Note: '+' indicates it's unknown if or, how much more they have earned beyond $1M since their earnings were last published.
Bug Bounties give Hackers a respectable source of income
Hackerone reportedly paid out $40 million dollars in bug bounties in 2019 alone, and $82 million dollars in total. Hacking which was considered bad not long ago, is now a respectable source of income for many people around the globe.
Is Hacking good or, bad?
As per Hackerone's survey, 82% Americans think hackers can expose weaknesses in systems rather than engaging in malicious activities. This shows that the perception about whitehat hackers is gradually changing. Also, companies seem to prefer hiring people with hacking skills in security roles. In cybersecurity jobs, the focus of hiring is gradually shifting to people with advanced hacking skills than those with certificates and degrees.

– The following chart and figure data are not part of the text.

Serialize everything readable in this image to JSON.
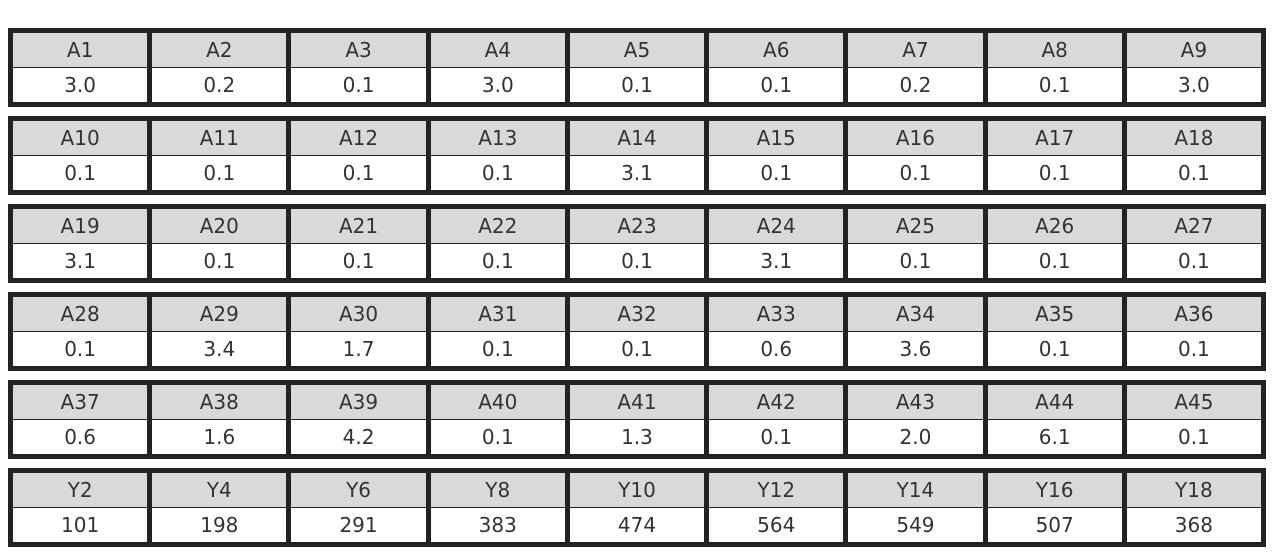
{
  "tables": [
    {
      "headers": [
        "A1",
        "A2",
        "A3",
        "A4",
        "A5",
        "A6",
        "A7",
        "A8",
        "A9"
      ],
      "values": [
        "3.0",
        "0.2",
        "0.1",
        "3.0",
        "0.1",
        "0.1",
        "0.2",
        "0.1",
        "3.0"
      ]
    },
    {
      "headers": [
        "A10",
        "A11",
        "A12",
        "A13",
        "A14",
        "A15",
        "A16",
        "A17",
        "A18"
      ],
      "values": [
        "0.1",
        "0.1",
        "0.1",
        "0.1",
        "3.1",
        "0.1",
        "0.1",
        "0.1",
        "0.1"
      ]
    },
    {
      "headers": [
        "A19",
        "A20",
        "A21",
        "A22",
        "A23",
        "A24",
        "A25",
        "A26",
        "A27"
      ],
      "values": [
        "3.1",
        "0.1",
        "0.1",
        "0.1",
        "0.1",
        "3.1",
        "0.1",
        "0.1",
        "0.1"
      ]
    },
    {
      "headers": [
        "A28",
        "A29",
        "A30",
        "A31",
        "A32",
        "A33",
        "A34",
        "A35",
        "A36"
      ],
      "values": [
        "0.1",
        "3.4",
        "1.7",
        "0.1",
        "0.1",
        "0.6",
        "3.6",
        "0.1",
        "0.1"
      ]
    },
    {
      "headers": [
        "A37",
        "A38",
        "A39",
        "A40",
        "A41",
        "A42",
        "A43",
        "A44",
        "A45"
      ],
      "values": [
        "0.6",
        "1.6",
        "4.2",
        "0.1",
        "1.3",
        "0.1",
        "2.0",
        "6.1",
        "0.1"
      ]
    },
    {
      "headers": [
        "Y2",
        "Y4",
        "Y6",
        "Y8",
        "Y10",
        "Y12",
        "Y14",
        "Y16",
        "Y18"
      ],
      "values": [
        "101",
        "198",
        "291",
        "383",
        "474",
        "564",
        "549",
        "507",
        "368"
      ]
    }
  ]
}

Some Facts about Hackerone
Hackerone is one of the top Bug Bounty platforms. There are more bug bounty platforms like Bugcrowd, YesWeHack and so on, but Hackerone seems to have the largest market share and the only one where bug bounty hunters were able to make millions exclusively.

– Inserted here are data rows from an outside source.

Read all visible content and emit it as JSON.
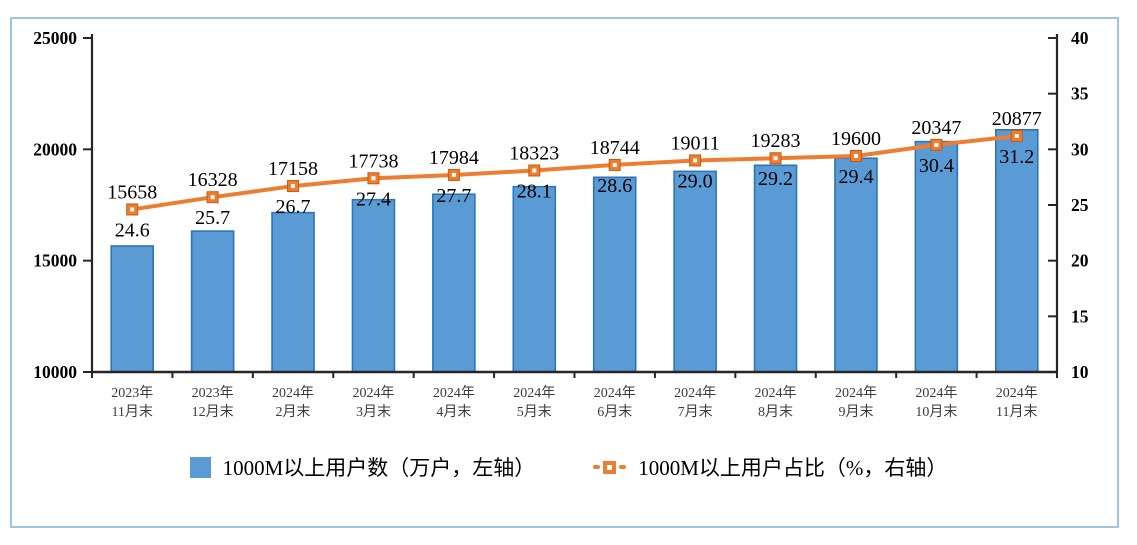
{
  "chart_data": {
    "type": "bar",
    "title": "",
    "xlabel": "",
    "ylabel_left": "万户",
    "ylabel_right": "%",
    "grid": false,
    "legend_position": "bottom",
    "categories": [
      {
        "line1": "2023年",
        "line2": "11月末"
      },
      {
        "line1": "2023年",
        "line2": "12月末"
      },
      {
        "line1": "2024年",
        "line2": "2月末"
      },
      {
        "line1": "2024年",
        "line2": "3月末"
      },
      {
        "line1": "2024年",
        "line2": "4月末"
      },
      {
        "line1": "2024年",
        "line2": "5月末"
      },
      {
        "line1": "2024年",
        "line2": "6月末"
      },
      {
        "line1": "2024年",
        "line2": "7月末"
      },
      {
        "line1": "2024年",
        "line2": "8月末"
      },
      {
        "line1": "2024年",
        "line2": "9月末"
      },
      {
        "line1": "2024年",
        "line2": "10月末"
      },
      {
        "line1": "2024年",
        "line2": "11月末"
      }
    ],
    "series": [
      {
        "name": "1000M以上用户数（万户，左轴）",
        "type": "bar",
        "axis": "left",
        "color": "#5B9BD5",
        "border_color": "#2E75B6",
        "values": [
          15658,
          16328,
          17158,
          17738,
          17984,
          18323,
          18744,
          19011,
          19283,
          19600,
          20347,
          20877
        ],
        "labels": [
          "15658",
          "16328",
          "17158",
          "17738",
          "17984",
          "18323",
          "18744",
          "19011",
          "19283",
          "19600",
          "20347",
          "20877"
        ]
      },
      {
        "name": "1000M以上用户占比（%，右轴）",
        "type": "line",
        "axis": "right",
        "color": "#ED7D31",
        "marker": "square",
        "values": [
          24.6,
          25.7,
          26.7,
          27.4,
          27.7,
          28.1,
          28.6,
          29.0,
          29.2,
          29.4,
          30.4,
          31.2
        ],
        "labels": [
          "24.6",
          "25.7",
          "26.7",
          "27.4",
          "27.7",
          "28.1",
          "28.6",
          "29.0",
          "29.2",
          "29.4",
          "30.4",
          "31.2"
        ]
      }
    ],
    "left_axis": {
      "min": 10000,
      "max": 25000,
      "step": 5000,
      "tick_labels": [
        "10000",
        "15000",
        "20000",
        "25000"
      ]
    },
    "right_axis": {
      "min": 10,
      "max": 40,
      "step": 5,
      "tick_labels": [
        "10",
        "15",
        "20",
        "25",
        "30",
        "35",
        "40"
      ]
    }
  },
  "colors": {
    "frame_border": "#9DC3E6",
    "axis": "#262626",
    "data_label": "#000000",
    "category_label": "#3B3B3B",
    "background": "#FFFFFF"
  }
}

Hackers from over 170 countries have been hunting for bugs on Hackerone, Hackerone said in their 2020 Hacker Report. There are over 6,00,000 bug bounty hunters on Hackerone.
Hackerone hosts programs from over 1,700 companies and government agencies on their platform.
So far, 50 Hackers made six figures ($100,000) in bug bounties in 2019, while most hackers tend to earn less than $20k per year. The figure though small is indicative that there's huge potential in bug bounty hunting for aspiring hackers.
18% hackers are hacking full time, which though a small number is quite reassuring that Bug Bounty Hunting is becoming a full-time profession for many.